Vicino al bancone del bar, una scala che sembra scavata nella roccia conduce al piano superiore, dove si trova una terrazza che domina il porticciolo, arredata con tavolini, sedie, poltroncine, divanetti in bambù circondati da piante. Qui, tutto il giorno verranno serviti snack e piatti più semplici e leggeri, e ovviamente come nella migliore tradizione del luogo non mancherà la focaccia. Inoltre, tutte le sere, la terrazza sarà disponibile per aperitivi e dopocena a base di cocktail e di un’accurata selezione di vini provenienti da tutto il mondo, alcuni rari e di annate pregiate.

"Portofino vive un momento di magia e splendore"

“Sono molto felice di far rivivere un luogo storico e simbolico come il Pitosforo,” dice Carlo Cracco. “Mi auguro nel mio piccolo di contribuire a far brillare questo borgo meraviglioso che è Portofino, conosciuto in tutto il mondo e che mai come in questo periodo sta vivendo un momento di magia e splendore.”

“La Liguria è un misto di asperità e dolcezze, di rigore e abbandoni, come testimoniano poeti e scrittori quali Montale e Biamonti.
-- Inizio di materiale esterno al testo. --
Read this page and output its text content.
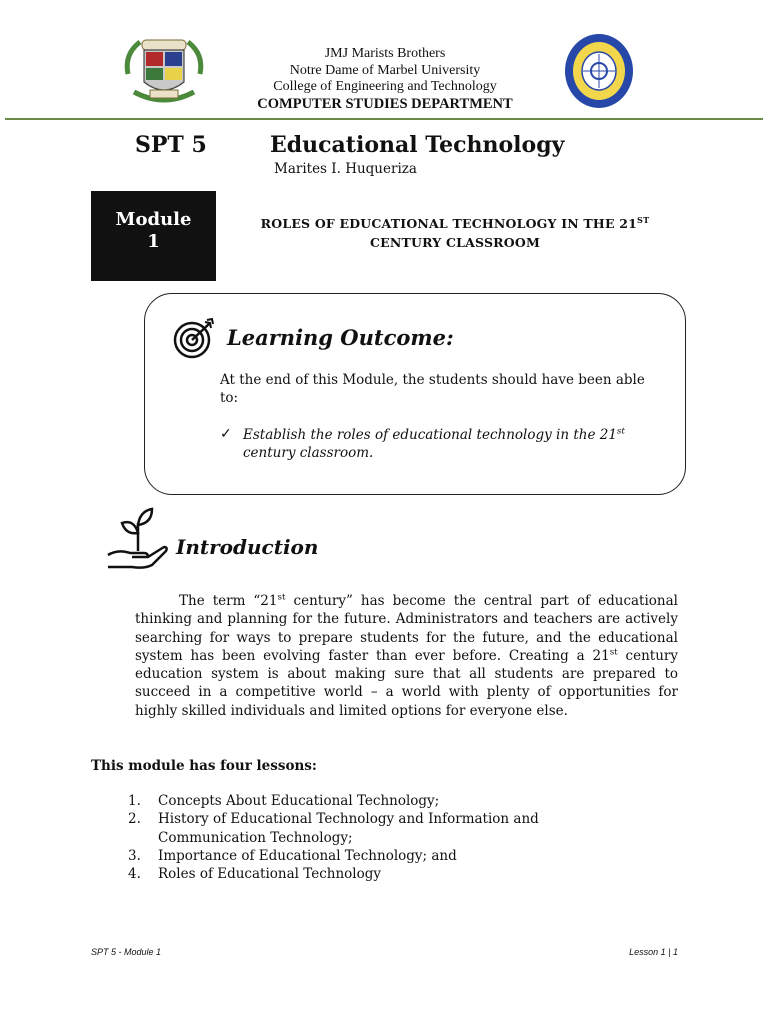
JMJ Marists Brothers
Notre Dame of Marbel University
College of Engineering and Technology
COMPUTER STUDIES DEPARTMENT
SPT 5	Educational Technology
Marites I. Huqueriza
Module
1
ROLES OF EDUCATIONAL TECHNOLOGY IN THE 21ST
CENTURY CLASSROOM
Learning Outcome:
At the end of this Module, the students should have been able to:
✓ Establish the roles of educational technology in the 21st
century classroom.
Introduction
The term “21st century” has become the central part of educational thinking and planning for the future. Administrators and teachers are actively searching for ways to prepare students for the future, and the educational system has been evolving faster than ever before. Creating a 21st century education system is about making sure that all students are prepared to succeed in a competitive world – a world with plenty of opportunities for highly skilled individuals and limited options for everyone else.
This module has four lessons:
1. Concepts About Educational Technology;
2. History of Educational Technology and Information and Communication Technology;
3. Importance of Educational Technology; and
4. Roles of Educational Technology
SPT 5 - Module 1	Lesson 1 | 1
Abbiamo voluto portare queste apparenti antinomie all’interno di questo luogo che abbiamo reinventato, cercando di mantenere intatta la forza suggestiva che lo caratterizza, trasformando il sogno dei ricordi di questa terra magica in una realtà che, speriamo, sia piena di sorprese incantate,” raccontano Laura Sartori Rimini e Roberto Peregalli.

Strategicamente posizionato di fronte all’ormeggio dei grandi yacht, Cracco Portofino offrirà anche un servizio di catering per le barche, con la possibilità di accogliere uno chef a bordo per preparare pranzi o cene speciali. Inoltre, un servizio di pick-up via mare con tender dalla vicina Santa Margherita Ligure sarà anche a disposizione degli ospiti.